The meeting is held at the registered office of the institution or at any other place indicated in the notice convening the meeting.
Meetings of the Board of Directors may be held by videoconference under the conditions laid down in the internal rules in accordance with the third paragraph of Article L. 225-37 of the Commercial Code and the regulatory provisions adopted for its application.
Board meetings are convened at least five working days in advance by letter, telegram, fax or e-mail. It shall mention the agenda and shall be accompanied by any document enabling the directors to participate effectively in the meetings. However, meetings may be convened twenty-four hours in advance in the event of an emergency for good reason.
The Board of Directors is convened by the Chairman and Chief Executive Officer or by at least one third of its members under the conditions provided for in article 8 of the aforementioned law of 26 July 1983.
Each director may obtain the information and documents necessary for the performance of his duties.
II. – Meetings of the Board of Directors are chaired by the Chairman of the Board of Directors or, in his absence, by the oldest director representing the French State.
The Board may only validly deliberate if at least half of its members are present. The internal regulations may provide that, for the purposes of calculating the quorum and majority, directors who take part in the meeting by videoconference are deemed to be present. If this quorum is not reached, the Board is reconvened with the same agenda within a maximum of ten days; it then validly deliberates regardless of the number of members present.

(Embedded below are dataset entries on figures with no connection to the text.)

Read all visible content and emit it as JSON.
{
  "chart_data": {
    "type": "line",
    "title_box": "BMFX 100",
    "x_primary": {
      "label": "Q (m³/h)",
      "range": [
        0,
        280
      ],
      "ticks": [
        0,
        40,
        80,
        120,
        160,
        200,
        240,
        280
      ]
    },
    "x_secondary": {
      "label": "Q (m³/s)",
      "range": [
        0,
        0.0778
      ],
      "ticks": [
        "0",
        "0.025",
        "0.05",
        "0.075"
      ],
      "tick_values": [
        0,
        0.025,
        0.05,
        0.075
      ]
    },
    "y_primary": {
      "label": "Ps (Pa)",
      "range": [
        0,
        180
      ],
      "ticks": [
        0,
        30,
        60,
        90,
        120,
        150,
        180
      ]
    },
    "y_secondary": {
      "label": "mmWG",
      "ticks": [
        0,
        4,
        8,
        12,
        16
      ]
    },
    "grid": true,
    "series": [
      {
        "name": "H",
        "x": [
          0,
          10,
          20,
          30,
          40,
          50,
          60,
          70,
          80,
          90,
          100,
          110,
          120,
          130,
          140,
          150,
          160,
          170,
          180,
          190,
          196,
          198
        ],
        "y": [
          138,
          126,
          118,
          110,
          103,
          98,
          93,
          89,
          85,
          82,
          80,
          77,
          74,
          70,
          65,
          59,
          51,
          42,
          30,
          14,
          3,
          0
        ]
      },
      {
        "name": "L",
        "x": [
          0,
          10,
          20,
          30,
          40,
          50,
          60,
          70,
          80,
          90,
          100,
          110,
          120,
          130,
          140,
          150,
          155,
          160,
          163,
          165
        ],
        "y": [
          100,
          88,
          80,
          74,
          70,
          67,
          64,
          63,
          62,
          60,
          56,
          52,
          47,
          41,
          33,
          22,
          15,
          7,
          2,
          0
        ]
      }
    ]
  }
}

Members of the Board of Directors may, in the event of absence or impediment, give a proxy to another member of the Board. No member may hold more than one proxy.
Decisions are taken by a majority of the members present or represented. In the event of a tie, the Chairman of the meeting shall have the casting vote.
III. – An attendance register is kept, which is signed by the directors present at the meeting of the Board of Directors. This register also includes the names of directors participating in the meeting by videoconference.
The deliberations of the Board are recorded in minutes signed by the Chairman of the meeting and by one director or, if the Chairman is unable to attend, by two directors. Copies of, or extracts from, the minutes of Board meetings are validly certified by the Chairman and Chief Executive Officer or an authorised officer of the institution.